Delighted today to be joining the blog tour for The Little Bakery on Rosemary Lane by Ellen Berry (I suspect you might already know Ellen under another name – but my lips are sealed!), published by Avon Books on 7th September in paperback and for kindle.
If you want to move forward, sometimes you have to go back …
Growing up in a Yorkshire village, Roxanne Cartwright couldn’t wait to escape and make her place in the world. Now, thirty years later, she’s a fashion editor living a glamorous life of perennial singlehood in London – or so it seems to her sister Della. But when Roxanne finds her career under threat, she feels herself pulled back to the quiet village she’d been so desperate to leave.
As Roxanne reacquaints herself with life on Rosemary Lane, she slowly makes a surprising discovery: the people who live in Burley Bridge are, well, just people – different from the fashion set she’s used to, but kind and even interesting. Michael, a single dad trying to make a go of a small bakery, particularly so. Little by little, cupcake by cupcake, Roxanne and Michael fall into an unexpected friendship.
Could there be a life for Roxanne after all, in the place she’s spent years trying to escape.
This book has everything you could want – food, family, friends and feuds, and is the perfect read for fans of Trisha Ashley, Katie Fforde and Carole Matthews.
Yorkshire, cupcakes and romance – that really sounds like one I must catch up with later! Let’s take a look at an extract…
As she blotted her lips on a tissue, the intercom buzzer sounded. Was that Sean already? Roxanne frowned and checked her phone. Time had run away with her; it was 8.26 p.m. and their table was booked for 8.30. She scampered through to her hallway to buzz him in. She had seen him two days ago but still, her spirits rose like champagne bubbles as she heard the front door close behind him two floors down. No one else had ever had that effect on her. All the terrible boyfriends, the compulsive liars, drunks and narcissists (impressively, some of Roxanne’s lovers had combined all three qualities): how joyful to be free of all that.
Once, her sister Della had joked that she had a talent for choosing men whose job titles required quotation marks: ‘DJ’, ‘record producer’, ‘design consultant’ – and, at one particularly unhappy point, ‘socialite’, which just meant he went out every night and could often be seen with cocaine-speckled nostrils, draped over models. Still, Roxanne had reassured herself: at least these men made life interesting – and what was so great about feeling safe and cared for and loved? Who really wanted a man who would cook for you and cuddle you when you were feeling down? Who’d show up when he’d promised to and didn’t sleep with anyone else? What was so great about that?

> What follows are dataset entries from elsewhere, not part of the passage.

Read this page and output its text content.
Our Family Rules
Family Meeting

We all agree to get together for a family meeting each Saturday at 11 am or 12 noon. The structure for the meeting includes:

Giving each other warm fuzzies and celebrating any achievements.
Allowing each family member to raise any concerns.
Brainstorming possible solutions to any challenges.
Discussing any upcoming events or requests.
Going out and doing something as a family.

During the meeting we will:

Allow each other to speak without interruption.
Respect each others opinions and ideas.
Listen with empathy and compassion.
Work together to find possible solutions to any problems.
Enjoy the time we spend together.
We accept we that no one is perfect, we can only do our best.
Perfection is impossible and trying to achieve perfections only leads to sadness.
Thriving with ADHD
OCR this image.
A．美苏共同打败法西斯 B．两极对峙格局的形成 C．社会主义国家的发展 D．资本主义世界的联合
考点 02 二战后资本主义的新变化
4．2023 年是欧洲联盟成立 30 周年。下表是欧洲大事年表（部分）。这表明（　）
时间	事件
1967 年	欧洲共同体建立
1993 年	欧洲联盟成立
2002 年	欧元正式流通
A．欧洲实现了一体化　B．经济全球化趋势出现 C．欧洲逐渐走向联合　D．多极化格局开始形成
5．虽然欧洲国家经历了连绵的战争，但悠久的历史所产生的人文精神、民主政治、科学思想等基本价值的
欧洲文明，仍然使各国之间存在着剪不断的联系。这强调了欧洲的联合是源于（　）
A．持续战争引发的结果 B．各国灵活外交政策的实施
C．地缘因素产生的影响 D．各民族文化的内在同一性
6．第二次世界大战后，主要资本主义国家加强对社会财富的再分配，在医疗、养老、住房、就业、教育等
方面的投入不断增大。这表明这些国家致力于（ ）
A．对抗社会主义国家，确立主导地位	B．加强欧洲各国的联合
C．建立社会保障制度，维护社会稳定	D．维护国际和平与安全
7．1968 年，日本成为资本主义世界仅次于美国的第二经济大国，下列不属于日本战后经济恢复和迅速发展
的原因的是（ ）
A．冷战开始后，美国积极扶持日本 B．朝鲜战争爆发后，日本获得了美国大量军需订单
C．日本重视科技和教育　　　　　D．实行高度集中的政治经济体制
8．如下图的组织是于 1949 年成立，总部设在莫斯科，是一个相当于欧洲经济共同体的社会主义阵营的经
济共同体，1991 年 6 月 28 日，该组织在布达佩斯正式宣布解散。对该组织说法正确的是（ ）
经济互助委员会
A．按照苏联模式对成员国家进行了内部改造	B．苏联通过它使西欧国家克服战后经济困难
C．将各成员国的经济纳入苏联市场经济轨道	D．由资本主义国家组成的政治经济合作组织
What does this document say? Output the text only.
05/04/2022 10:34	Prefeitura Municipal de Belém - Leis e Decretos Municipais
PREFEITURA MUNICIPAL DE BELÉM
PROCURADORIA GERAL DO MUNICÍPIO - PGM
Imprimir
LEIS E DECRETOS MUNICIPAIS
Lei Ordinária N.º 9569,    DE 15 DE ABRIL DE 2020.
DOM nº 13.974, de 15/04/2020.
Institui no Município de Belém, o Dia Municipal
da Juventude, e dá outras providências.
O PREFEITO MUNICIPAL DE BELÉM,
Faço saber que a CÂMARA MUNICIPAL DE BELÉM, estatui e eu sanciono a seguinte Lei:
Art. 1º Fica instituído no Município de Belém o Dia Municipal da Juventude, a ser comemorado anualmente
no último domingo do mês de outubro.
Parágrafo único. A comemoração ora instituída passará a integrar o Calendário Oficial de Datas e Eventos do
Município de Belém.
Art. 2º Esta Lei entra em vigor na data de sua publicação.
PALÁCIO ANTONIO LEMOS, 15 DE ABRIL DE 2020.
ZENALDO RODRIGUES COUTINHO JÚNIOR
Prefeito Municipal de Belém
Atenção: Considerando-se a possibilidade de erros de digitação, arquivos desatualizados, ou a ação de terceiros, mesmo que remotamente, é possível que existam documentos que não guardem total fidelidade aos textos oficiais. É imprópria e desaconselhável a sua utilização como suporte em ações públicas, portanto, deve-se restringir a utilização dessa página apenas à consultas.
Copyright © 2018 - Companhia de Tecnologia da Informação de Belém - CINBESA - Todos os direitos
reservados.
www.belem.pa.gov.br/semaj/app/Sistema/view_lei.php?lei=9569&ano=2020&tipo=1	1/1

Roxanne’s own father, William, had plodded along, finally leaving her mother years after it had come to light that she’d had an affair with an artist from Mallorca. In fact, just a couple of years ago it had transpired that this artist, a man named Rafael, was Della’s real father. Although shocking, the revelation had explained the perpetual tensions between their mother and William at Rosemary Cottage when the three Cartwright children were young, and the simple fact that Della, with her dramatic dark colouring, looked strikingly different to the fair-skinned and blue-eyed Roxanne and their brother Jeff.
For Roxanne, the most baffling aspect had been the fact that William had known about Della’s parentage all along – and chosen to bury his head in the sand. Roxanne never wanted a man like that. She was attracted to fiery, irresponsible types; like Ned Tallow – a ‘party organiser’ – who had once ‘lost’ a ready meal in his oven, having flung it in with such force, it had tipped over and gummed itself to the back. She had always found it almost impossible to resist the charms of the glamorous, the unhinged and frequently out of it – men whom she had supposed epitomised thrilling London life, in contrast to the rather safe and reliable Yorkshire lads she had known back home in Burley Bridge.
However, with Sean she had finally discovered how wonderful it was to be with a properly grown-up man who thrilled her yet still cared. He was cool, sorted and hugely successful as a freelance fashion photographer (in other words, he had a proper profession that needed no quotation marks). Clever, funny and charming, he looked as good in bespoke suits as he did in old, faded jeans, and the only Coke he acquainted himself with came out of a red can.
Sean’s smiling, handsome face appeared as he hurried up the last flight of stairs towards her. It was his fiftieth birthday today, and Roxanne was determined it would be one he would never forget.
My thanks to Sabah Khan at Avon for my reading copy – to catch up with later – and for including me in the blog tour. Here are all the other stops…
About The Author
Ellen Berry is an author and magazine journalist. Originally from rural West Yorkshire, she has three teenage children and lives with her husband and their daughter in Glasgow. When she’s not writing, she loves to cook and browse her vast collection of cookbooks, which is how the idea for this story came about. However, she remains the world’s worst baker but tends to blame her failures on ‘the oven’.
Have seen this book doing the rounds, has a lovely cosy feel about it.